Now I want to display a table that display corporations where a column will contain the number of departments of a certain type, e.g. type=10. Currently, this is implemented with a helper on the Corporation model that retrieves those, e.g.

class Corporation(models.Model):
    ...
    def get_departments_type_10(self):
        return (
            Department.objects
            .filter(division__corporation=self, type=10)
            .count()
        )

这里的问题是,由于N + 1问题,这绝对会破坏性能.

The problem here is that this absolutely murders performance due to the N+1 problem.

我尝试使用 select_related prefetch_related annotate subquery 解决此问题,但是我无法获得我需要的结果.

I have tried to approach this problem with select_related, prefetch_related, annotate, and subquery, but I havn't been able to get the results I need.

理想情况下,查询集中的每个 Corporation 都应使用整数 type_10_count 进行注释,该整数应反映该类型部门的数量.

Ideally, each Corporation in the queryset should be annotated with an integer type_10_count which reflects the number of departments of that type.

我确定我可以在 .extra()中使用原始sql进行操作,但是文档宣布它将不推荐使用(我在Django 1.11上)

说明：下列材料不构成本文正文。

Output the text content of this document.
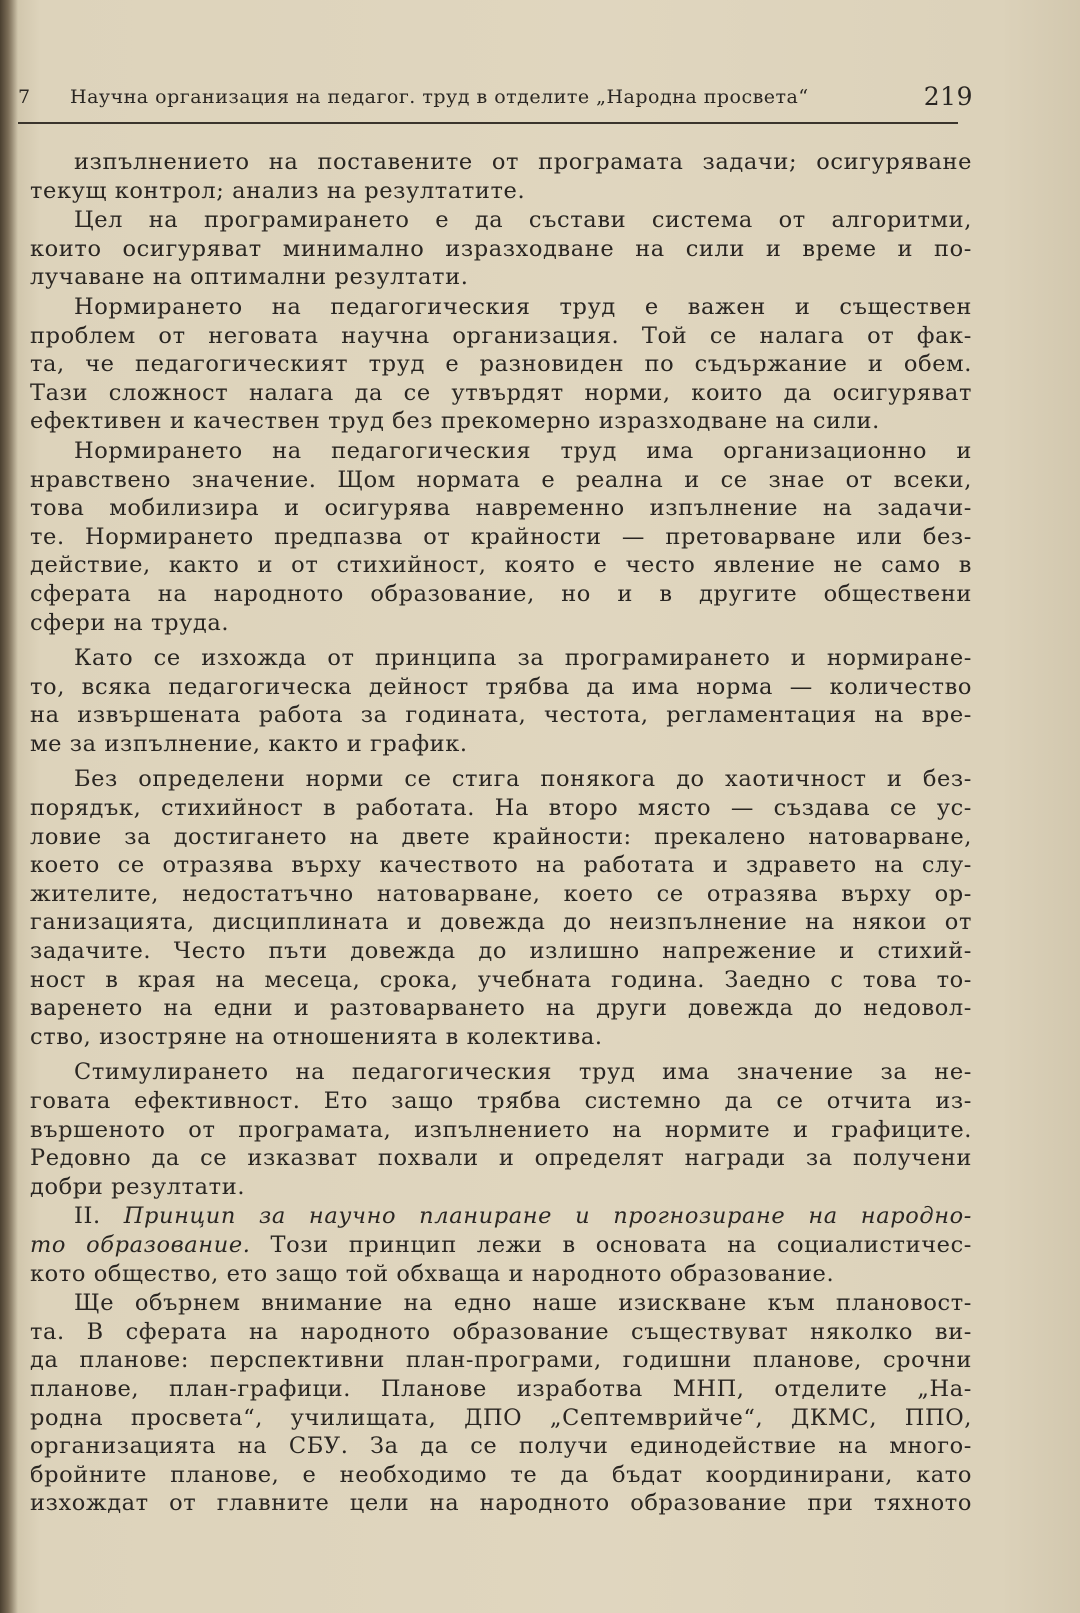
7 Научна организация на педагог. труд в отделите „Народна просвета“	219
изпълнението на поставените от програмата задачи; осигуряване
текущ контрол; анализ на резултатите.
Цел на програмирането е да състави система от алгоритми,
които осигуряват минимално изразходване на сили и време и по-
лучаване на оптимални резултати.
Нормирането на педагогическия труд е важен и съществен
проблем от неговата научна организация. Той се налага от фак-
та, че педагогическият труд е разновиден по съдържание и обем.
Тази сложност налага да се утвърдят норми, които да осигуряват
ефективен и качествен труд без прекомерно изразходване на сили.
Нормирането на педагогическия труд има организационно и
нравствено значение. Щом нормата е реална и се знае от всеки,
това мобилизира и осигурява навременно изпълнение на задачи-
те. Нормирането предпазва от крайности — претоварване или без-
действие, както и от стихийност, която е често явление не само в
сферата на народното образование, но и в другите обществени
сфери на труда.
Като се изхожда от принципа за програмирането и нормиране-
то, всяка педагогическа дейност трябва да има норма — количество
на извършената работа за годината, честота, регламентация на вре-
ме за изпълнение, както и график.
Без определени норми се стига понякога до хаотичност и без-
порядък, стихийност в работата. На второ място — създава се ус-
ловие за достигането на двете крайности: прекалено натоварване,
което се отразява върху качеството на работата и здравето на слу-
жителите, недостатъчно натоварване, което се отразява върху ор-
ганизацията, дисциплината и довежда до неизпълнение на някои от
задачите. Често пъти довежда до излишно напрежение и стихий-
ност в края на месеца, срока, учебната година. Заедно с това то-
варенето на едни и разтоварването на други довежда до недовол-
ство, изостряне на отношенията в колектива.
Стимулирането на педагогическия труд има значение за не-
говата ефективност. Ето защо трябва системно да се отчита из-
вършеното от програмата, изпълнението на нормите и графиците.
Редовно да се изказват похвали и определят награди за получени
добри резултати.
II. Принцип за научно планиране и прогнозиране на народно-
то образование. Този принцип лежи в основата на социалистичес-
кото общество, ето защо той обхваща и народното образование.
Ще обърнем внимание на едно наше изискване към плановост-
та. В сферата на народното образование съществуват няколко ви-
да планове: перспективни план-програми, годишни планове, срочни
планове, план-графици. Планове изработва МНП, отделите „На-
родна просвета“, училищата, ДПО „Септемврийче“, ДКМС, ППО,
организацията на СБУ. За да се получи единодействие на много-
бройните планове, е необходимо те да бъдат координирани, като
изхождат от главните цели на народното образование при тяхното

I'm sure I could do something with raw sql in .extra(), but the docs announce that it is going to be deprecated (I'm on Django 1.11)

原始sql解决方案示例

corps = Corporation.objects.raw("""
SELECT
*,
(
    SELECT COUNT(*)
    FROM foo_division div ON div.corporation_id = c.id
    JOIN foo_department dept ON dept.division_id = div.id
    WHERE dept.type = 10
) as type_10_count
FROM foo_corporation c
""")

推荐答案

我认为,通过 Subquery ,我们可以使用此代码获得与您提供的SQL类似的SQL

I think with Subquery we can get SQL similar to one you have provided, with this code

# Get amount of departments with GROUP BY division__corporation [1]
# .order_by() will remove any ordering so we won't get additional GROUP BY columns [2]
departments = Department.objects.filter(type=10).values(
    'division__corporation'
).annotate(count=Count('id')).order_by()

# Attach departments as Subquery to Corporation by Corporation.id.
# Departments are already grouped by division__corporation
# so .values('count') will always return single row with single column - count [3]
departments_subquery = departments.filter(division__corporation=OuterRef('id'))
corporations = Corporation.objects.annotate(
    departments_of_type_10=Subquery(
        departments_subquery.values('count'), output_field=IntegerField()
    )
)

生成的SQL是

SELECT "corporation"."id", ... (other fields) ...,
  (
    SELECT COUNT("division"."id") AS "count"
    FROM "department"
    INNER JOIN "division" ON ("department"."division_id" = "division"."id") 
    WHERE (
      "department"."type" = 10 AND
      "division"."corporation_id" = ("corporation"."id")
    ) GROUP BY "division"."corporation_id"
  ) AS "departments_of_type_10"
FROM "corporation"

这里有些担心的是,大表子查询的速度可能很慢.但是,数据库查询优化器足够聪明,可以将子查询提升为OUTER JOIN,至少我听说PostgreSQL做到了.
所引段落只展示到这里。